Scompare quindi l’accenno alla collaborazione “incipiente” e il suo posto viene preso da argomentazioni diverse che, tuttavia, nulla hanno a che fare con la lettera dell’art. 416-bis.1, comma 3, cod. pen., secondo la quale “Per i delitti di cui all’articolo 416-bis e per quelli commessi avvalendosi delle condizioni previste dal predetto articolo ovvero al fine di agevolare l’attività delle associazioni di tipo mafioso, nei confronti dell’imputato che, dissociandosi dagli altri, si adopera per evitare che l’attività delittuosa sia portata a conseguenze ulteriori anche aiutando concretamente l’autorità di polizia o l’autorità giudiziaria nella raccolta di elementi decisivi per la ricostruzione dei fatti e per l’individuazione o la cattura degli autori dei reati, la pena dell’ergastolo è sostituita da quella della reclusione da dodici a venti anni e le altre pene sono diminuite da un terzo alla metà”.
Non hanno quindi alcun rilievo la genesi della collaborazione, per la quale non è richiesto alcun connotato etico sicché può essere puramente utilitaristica, la distanza dell’avvio della collaborazione rispetto ai fatti che ne formano oggetto, la gravità dei fatti ascrivibili al collaboratore.
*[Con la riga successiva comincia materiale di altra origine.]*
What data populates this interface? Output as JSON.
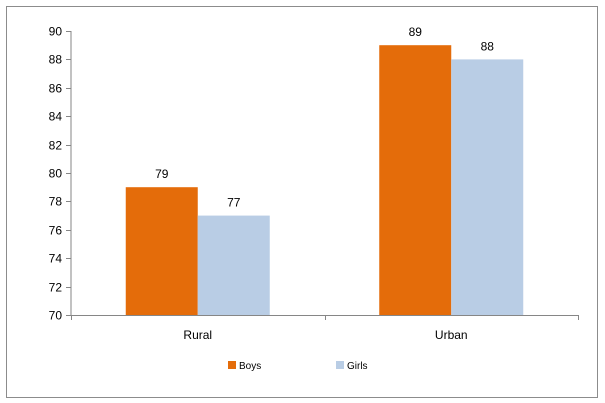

Eppure, la Corte di appello attribuisce ad ognuno di questi parametri un’importanza decisiva ai fini della minimizzazione della portata riduttiva dell’attenuante e, di nuovo, il collegio di legittimità si limita a prenderne atto.
Non solo: nella parte conclusiva della decisione, quasi a mo’ di beffa, l’estensore cita un precedente del 2013 allo scopo di evidenziare che “è inammissibile la censura che, nel giudizio di cassazione, miri ad una nuova valutazione della congruità della pena la cui determinazione non sia frutto di mero arbitrio o di ragionamento illogico e sia sorretta da sufficiente motivazione”.
Al comune mortale sembrerebbe che un po’ di arbitrio, un pizzico di ragionamento illogico e un’ombra di insufficiente motivazione ci fossero eccome.
Non così per il collegio decidente.
Poco da dire: Humpty Dumpty aveva ragione.